LIVRE QUATRIÈME
CHAPITRE IV
Nous devons avoir une haute estime de la croix, et nous en tenir indignes
Plusieurs saints, remplis de ces véritables lumières, ont fait de grandes pénitences et de longs voyages en des lieux saints, pour obtenir de Dieu tout bon la grâce de souffrir.
Notre-Seigneur a révélé que les plus grandes croix étaient des dons qu'il n'accordait qu'à la faveur de sa très sainte Mère.
Ce sont des faveurs spéciales réservées à ses favoris, qui y ont plus ou moins de part, selon quils en sont plus ou moins aimés.
A-t-on jamais vu de sujet sur lequel la grâce de Dieu se soit épanchée avec plus de libéralité que sur Jésus-Christ ?
Mais, en même temps, y en a-t-il jamais eu sur lequel la justice de Dieu se soit exercée avec tant de rigueur ? Jamais de gloire semblable à la sienne, jamais de croix qui soient égales.
Après Jésus, jamais personne plus aimée de Dieu que la très sainte Vierge, et jamais personne plus dans la souffrance.
Cela étant, il est tout clair que nous sommes indignes de l'honneur des souffrances. Nos péchés, disait le P. de Condren, de sainte mémoire, méritaient bien plutôt que nous eussions part aux honneurs du siècle, à ses plaisirs et à ses richesses, et, dans cette vue, il s'écriait qu'il était grandement étonné de n'être pas du nombre de ces gens qui sont glorieux selon le monde, et, de vrai, souvent c'est le partage des réprouvés.
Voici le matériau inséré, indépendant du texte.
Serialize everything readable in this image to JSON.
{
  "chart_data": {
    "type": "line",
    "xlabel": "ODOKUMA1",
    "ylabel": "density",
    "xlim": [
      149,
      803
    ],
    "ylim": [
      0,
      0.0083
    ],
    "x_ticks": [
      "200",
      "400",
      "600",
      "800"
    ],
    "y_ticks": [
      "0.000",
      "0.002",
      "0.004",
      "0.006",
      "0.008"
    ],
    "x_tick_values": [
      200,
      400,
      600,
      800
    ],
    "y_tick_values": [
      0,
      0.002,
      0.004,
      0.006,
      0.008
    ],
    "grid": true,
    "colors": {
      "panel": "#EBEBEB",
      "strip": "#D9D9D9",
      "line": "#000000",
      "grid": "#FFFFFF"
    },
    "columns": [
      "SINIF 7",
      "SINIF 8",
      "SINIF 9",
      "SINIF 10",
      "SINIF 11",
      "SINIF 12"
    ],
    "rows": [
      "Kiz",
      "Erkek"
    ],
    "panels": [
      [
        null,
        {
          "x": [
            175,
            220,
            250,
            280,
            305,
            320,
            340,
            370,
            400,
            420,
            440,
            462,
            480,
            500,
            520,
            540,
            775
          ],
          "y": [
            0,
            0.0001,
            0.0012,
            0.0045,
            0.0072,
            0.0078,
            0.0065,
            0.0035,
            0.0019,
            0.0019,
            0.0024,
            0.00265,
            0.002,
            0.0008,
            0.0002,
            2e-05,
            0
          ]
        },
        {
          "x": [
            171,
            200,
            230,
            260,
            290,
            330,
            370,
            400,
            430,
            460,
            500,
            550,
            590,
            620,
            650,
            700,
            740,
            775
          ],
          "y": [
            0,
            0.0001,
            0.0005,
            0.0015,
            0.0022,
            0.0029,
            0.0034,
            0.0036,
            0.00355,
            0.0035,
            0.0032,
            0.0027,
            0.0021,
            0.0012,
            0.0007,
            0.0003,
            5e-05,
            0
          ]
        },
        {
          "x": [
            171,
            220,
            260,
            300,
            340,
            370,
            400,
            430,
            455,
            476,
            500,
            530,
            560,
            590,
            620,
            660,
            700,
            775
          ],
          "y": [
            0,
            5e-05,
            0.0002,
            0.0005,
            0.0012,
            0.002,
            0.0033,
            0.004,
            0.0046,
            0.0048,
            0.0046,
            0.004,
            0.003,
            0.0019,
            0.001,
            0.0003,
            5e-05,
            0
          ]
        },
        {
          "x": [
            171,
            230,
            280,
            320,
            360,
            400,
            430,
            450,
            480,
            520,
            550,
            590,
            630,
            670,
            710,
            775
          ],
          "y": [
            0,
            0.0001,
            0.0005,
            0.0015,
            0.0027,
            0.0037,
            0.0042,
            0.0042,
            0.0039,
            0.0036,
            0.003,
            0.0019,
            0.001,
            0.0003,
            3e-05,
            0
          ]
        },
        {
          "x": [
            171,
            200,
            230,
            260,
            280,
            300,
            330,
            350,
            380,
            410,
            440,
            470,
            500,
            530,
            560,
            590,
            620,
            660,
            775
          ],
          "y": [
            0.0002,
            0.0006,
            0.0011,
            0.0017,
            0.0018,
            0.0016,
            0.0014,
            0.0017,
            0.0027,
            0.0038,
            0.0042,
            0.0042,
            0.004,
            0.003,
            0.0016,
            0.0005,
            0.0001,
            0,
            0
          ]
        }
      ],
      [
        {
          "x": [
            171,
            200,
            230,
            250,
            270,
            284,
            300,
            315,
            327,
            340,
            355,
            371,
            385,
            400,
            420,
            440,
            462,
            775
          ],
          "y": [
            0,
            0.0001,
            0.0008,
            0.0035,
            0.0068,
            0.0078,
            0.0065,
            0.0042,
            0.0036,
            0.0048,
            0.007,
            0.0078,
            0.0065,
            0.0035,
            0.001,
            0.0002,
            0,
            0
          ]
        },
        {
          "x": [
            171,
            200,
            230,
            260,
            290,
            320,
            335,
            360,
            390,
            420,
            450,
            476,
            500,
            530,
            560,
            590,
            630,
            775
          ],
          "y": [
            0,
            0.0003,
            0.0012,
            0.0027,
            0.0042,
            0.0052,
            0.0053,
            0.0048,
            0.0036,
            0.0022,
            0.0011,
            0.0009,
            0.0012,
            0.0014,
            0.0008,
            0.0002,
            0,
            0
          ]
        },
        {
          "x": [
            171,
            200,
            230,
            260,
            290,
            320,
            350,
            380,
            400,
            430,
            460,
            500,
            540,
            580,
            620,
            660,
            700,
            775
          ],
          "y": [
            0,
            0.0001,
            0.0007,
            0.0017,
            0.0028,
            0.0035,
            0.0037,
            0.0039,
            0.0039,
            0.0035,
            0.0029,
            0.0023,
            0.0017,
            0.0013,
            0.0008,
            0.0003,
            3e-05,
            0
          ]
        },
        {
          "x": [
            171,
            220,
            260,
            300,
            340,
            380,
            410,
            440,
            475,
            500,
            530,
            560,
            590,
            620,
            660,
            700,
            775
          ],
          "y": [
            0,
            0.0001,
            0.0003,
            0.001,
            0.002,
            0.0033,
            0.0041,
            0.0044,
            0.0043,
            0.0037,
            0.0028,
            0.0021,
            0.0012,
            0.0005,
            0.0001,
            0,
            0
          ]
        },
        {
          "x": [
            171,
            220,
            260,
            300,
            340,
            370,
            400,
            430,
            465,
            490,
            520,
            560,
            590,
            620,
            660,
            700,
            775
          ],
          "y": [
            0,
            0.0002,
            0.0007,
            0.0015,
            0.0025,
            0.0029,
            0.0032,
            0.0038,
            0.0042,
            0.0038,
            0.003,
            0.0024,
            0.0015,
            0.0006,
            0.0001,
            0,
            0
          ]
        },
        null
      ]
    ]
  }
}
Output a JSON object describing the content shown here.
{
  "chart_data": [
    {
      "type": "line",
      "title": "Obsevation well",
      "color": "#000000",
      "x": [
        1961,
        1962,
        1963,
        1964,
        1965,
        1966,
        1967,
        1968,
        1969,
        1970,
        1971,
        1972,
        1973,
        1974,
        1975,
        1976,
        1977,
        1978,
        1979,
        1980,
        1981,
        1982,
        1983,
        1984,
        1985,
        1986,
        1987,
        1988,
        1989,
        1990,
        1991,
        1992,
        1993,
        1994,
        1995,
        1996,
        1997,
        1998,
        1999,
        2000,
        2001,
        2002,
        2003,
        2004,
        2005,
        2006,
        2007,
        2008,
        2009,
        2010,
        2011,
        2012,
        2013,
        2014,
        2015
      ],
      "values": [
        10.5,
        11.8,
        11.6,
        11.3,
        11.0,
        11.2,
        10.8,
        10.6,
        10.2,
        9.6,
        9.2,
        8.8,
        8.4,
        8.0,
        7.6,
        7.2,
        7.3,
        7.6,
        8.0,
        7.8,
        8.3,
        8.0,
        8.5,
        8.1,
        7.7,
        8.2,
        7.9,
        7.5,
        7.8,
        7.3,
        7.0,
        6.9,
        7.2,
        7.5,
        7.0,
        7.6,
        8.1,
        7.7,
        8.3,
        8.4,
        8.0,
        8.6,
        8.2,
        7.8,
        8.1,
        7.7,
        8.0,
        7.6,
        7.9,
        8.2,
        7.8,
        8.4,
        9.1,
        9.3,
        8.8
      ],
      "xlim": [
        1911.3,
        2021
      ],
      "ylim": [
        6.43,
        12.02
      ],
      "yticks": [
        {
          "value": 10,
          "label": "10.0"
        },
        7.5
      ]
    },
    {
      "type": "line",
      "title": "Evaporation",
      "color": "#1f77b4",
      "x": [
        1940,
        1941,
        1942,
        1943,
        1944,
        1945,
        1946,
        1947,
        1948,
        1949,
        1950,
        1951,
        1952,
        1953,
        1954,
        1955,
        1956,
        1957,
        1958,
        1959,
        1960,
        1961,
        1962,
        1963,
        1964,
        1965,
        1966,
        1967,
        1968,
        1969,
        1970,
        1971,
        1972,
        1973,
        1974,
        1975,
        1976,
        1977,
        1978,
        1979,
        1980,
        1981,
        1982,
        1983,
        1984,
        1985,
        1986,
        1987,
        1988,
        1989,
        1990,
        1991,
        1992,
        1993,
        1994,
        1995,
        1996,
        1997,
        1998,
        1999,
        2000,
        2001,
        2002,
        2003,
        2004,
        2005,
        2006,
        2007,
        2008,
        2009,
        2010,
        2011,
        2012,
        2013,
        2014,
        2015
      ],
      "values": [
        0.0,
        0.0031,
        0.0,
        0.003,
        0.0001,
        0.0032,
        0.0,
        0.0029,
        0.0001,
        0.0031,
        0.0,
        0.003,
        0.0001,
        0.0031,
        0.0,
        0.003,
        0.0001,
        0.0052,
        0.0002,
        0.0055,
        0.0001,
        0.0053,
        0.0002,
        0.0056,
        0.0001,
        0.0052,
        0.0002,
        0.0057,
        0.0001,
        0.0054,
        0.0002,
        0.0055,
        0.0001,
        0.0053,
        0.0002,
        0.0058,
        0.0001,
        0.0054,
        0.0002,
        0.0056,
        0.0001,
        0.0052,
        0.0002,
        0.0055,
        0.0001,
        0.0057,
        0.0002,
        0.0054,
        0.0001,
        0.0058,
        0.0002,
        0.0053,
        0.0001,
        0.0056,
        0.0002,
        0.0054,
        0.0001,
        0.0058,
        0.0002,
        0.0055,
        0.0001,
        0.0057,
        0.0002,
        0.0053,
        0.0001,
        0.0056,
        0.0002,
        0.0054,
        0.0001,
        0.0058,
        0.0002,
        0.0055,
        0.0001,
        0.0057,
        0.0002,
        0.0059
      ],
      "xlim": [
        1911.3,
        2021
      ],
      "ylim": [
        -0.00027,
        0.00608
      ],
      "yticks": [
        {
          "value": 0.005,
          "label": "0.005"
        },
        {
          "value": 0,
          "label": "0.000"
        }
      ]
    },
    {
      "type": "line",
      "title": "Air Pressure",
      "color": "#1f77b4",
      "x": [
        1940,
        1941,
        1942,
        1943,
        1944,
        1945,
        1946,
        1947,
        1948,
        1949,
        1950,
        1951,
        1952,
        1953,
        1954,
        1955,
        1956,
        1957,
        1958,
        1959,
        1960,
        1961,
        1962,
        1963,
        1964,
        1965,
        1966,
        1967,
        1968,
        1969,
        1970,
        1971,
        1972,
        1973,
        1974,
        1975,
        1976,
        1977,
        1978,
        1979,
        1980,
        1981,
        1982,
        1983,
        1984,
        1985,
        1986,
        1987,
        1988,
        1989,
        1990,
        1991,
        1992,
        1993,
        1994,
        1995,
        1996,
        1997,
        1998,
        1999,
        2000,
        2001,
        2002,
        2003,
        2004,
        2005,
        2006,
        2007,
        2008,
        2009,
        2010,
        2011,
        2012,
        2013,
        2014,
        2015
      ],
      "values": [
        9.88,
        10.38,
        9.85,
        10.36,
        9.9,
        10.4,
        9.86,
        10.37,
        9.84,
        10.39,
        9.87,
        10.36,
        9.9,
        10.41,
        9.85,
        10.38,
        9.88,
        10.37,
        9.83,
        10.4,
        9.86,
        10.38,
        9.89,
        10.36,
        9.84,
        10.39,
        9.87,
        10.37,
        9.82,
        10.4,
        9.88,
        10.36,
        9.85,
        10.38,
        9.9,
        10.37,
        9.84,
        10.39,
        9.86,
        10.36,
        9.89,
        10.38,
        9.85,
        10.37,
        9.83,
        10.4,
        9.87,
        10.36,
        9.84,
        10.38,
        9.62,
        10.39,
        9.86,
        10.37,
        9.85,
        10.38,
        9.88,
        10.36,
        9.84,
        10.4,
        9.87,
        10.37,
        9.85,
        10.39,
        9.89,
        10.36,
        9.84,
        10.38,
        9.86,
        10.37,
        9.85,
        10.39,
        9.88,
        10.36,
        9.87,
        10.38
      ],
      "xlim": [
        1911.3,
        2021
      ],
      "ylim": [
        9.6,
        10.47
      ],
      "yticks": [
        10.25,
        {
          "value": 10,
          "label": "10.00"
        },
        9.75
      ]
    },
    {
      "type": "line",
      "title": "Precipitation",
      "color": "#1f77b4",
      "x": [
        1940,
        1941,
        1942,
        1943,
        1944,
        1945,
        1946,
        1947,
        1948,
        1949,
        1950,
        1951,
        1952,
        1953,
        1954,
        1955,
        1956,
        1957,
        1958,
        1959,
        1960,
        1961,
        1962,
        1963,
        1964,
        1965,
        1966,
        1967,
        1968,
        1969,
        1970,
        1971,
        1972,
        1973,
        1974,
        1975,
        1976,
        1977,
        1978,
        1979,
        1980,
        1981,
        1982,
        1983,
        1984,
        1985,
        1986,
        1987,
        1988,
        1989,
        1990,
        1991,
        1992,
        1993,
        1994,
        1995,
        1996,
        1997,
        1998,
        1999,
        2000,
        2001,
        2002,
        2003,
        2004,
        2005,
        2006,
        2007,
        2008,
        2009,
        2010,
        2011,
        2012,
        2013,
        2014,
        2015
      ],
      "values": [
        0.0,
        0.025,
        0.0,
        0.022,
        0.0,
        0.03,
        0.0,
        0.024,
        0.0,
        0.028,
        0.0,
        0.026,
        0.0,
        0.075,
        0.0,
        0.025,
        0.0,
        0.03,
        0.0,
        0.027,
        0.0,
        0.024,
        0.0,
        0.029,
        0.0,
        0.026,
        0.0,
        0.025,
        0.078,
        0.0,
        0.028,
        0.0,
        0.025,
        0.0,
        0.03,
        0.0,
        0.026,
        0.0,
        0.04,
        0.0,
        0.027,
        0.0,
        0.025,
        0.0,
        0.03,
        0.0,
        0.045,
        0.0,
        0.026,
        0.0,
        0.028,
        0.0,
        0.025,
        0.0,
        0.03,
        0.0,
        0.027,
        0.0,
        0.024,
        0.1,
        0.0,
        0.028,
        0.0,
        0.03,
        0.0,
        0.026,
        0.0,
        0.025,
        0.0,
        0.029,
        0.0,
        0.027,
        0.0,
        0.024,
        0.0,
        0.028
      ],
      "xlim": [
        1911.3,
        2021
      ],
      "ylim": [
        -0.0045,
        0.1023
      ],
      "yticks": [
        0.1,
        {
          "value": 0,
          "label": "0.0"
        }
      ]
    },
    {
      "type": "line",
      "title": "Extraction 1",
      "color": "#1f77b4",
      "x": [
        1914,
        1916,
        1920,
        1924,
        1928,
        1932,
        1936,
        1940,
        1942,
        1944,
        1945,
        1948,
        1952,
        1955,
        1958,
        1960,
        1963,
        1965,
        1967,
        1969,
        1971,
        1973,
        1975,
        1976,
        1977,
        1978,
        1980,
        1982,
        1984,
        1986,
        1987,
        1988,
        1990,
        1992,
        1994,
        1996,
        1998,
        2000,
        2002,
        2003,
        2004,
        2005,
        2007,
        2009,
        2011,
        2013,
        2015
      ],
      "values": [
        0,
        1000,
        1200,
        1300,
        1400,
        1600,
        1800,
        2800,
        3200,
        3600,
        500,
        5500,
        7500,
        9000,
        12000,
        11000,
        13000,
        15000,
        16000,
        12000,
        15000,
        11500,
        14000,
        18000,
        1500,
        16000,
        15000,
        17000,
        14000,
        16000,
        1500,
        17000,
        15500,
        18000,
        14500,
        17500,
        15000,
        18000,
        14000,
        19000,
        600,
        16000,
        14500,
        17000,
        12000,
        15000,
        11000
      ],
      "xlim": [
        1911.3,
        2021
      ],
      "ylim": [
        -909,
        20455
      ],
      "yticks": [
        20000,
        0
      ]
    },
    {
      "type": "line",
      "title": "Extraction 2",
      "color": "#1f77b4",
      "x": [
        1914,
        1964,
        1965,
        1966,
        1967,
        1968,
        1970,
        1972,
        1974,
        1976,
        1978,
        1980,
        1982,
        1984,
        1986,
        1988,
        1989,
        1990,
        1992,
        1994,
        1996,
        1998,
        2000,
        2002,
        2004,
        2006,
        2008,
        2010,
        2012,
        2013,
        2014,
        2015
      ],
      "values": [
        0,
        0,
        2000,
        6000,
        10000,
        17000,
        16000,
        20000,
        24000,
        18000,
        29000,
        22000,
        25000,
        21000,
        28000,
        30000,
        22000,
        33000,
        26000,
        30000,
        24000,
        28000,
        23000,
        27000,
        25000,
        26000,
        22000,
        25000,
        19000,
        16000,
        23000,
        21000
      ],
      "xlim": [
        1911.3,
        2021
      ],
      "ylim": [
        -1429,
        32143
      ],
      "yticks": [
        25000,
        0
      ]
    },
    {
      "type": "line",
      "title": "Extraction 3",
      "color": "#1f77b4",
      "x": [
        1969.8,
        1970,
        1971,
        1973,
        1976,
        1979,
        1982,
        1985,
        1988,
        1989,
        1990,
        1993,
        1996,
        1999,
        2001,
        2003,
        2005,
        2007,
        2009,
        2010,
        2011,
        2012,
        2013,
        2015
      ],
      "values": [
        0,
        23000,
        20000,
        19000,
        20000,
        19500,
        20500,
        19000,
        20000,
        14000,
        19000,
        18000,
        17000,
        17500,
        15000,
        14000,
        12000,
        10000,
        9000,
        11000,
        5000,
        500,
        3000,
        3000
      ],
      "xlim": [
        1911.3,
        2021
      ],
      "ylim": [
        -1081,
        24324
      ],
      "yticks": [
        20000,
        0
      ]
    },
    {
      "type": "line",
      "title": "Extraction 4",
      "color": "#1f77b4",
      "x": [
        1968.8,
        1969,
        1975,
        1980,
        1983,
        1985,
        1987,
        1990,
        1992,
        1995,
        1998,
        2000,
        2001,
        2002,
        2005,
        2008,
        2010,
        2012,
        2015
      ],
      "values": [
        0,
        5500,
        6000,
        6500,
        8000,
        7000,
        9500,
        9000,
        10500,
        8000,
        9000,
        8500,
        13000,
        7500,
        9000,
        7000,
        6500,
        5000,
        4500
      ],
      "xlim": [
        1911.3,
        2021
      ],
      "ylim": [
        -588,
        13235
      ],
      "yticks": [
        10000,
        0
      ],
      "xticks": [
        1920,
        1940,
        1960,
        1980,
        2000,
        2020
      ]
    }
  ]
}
Voyez-vous, disait encore ce saint personnage, le Grand Turc est l'un des plus grands ennemis de Jésus-Christ, et c'est le Seigneur qui a le plus de biens, de plaisirs et d'honneurs.
Les pauvres, dit la bienheureuse Angèle de Foligny, les abjects, les humiliés, ce sont les favoris de Jésus-Christ, qui ont l'honneur d'être assis à sa table et de manger avec lui, étant nourris des mêmes mets ; car le Fils de Dieu a été nourri d'opprobres et de pauvreté.
Le saint homme, le P. Jean de la Croix, le savait bien, lorsque cet adorable Sauveur, lui mettant à son choix de lui demander ce qu'il voulait pour récompense des grands travaux qu'il avait soufferts pour sa gloire :
Seigneur, répondit cet homme admirable, je vous demande seulement de souffrir, et d'être méprisé pour vous.
L'âme, dit sainte Thérèse dans la 6ème demeure du Château intérieur, connaît, avec toutes sortes de vérités, qu'elle ne mérite pas de souffrir pour un Dieu un petit travail, combien plus d'en endurer un plus grand.
Que les personnes de croix prennent donc bien garde à ces vérités, surtout pour ne pas s'en faire accroire, pour ne pas prendre mal à propos une certaine confiance de nature dans leurs états, une complaisance secrète, une estime subtile.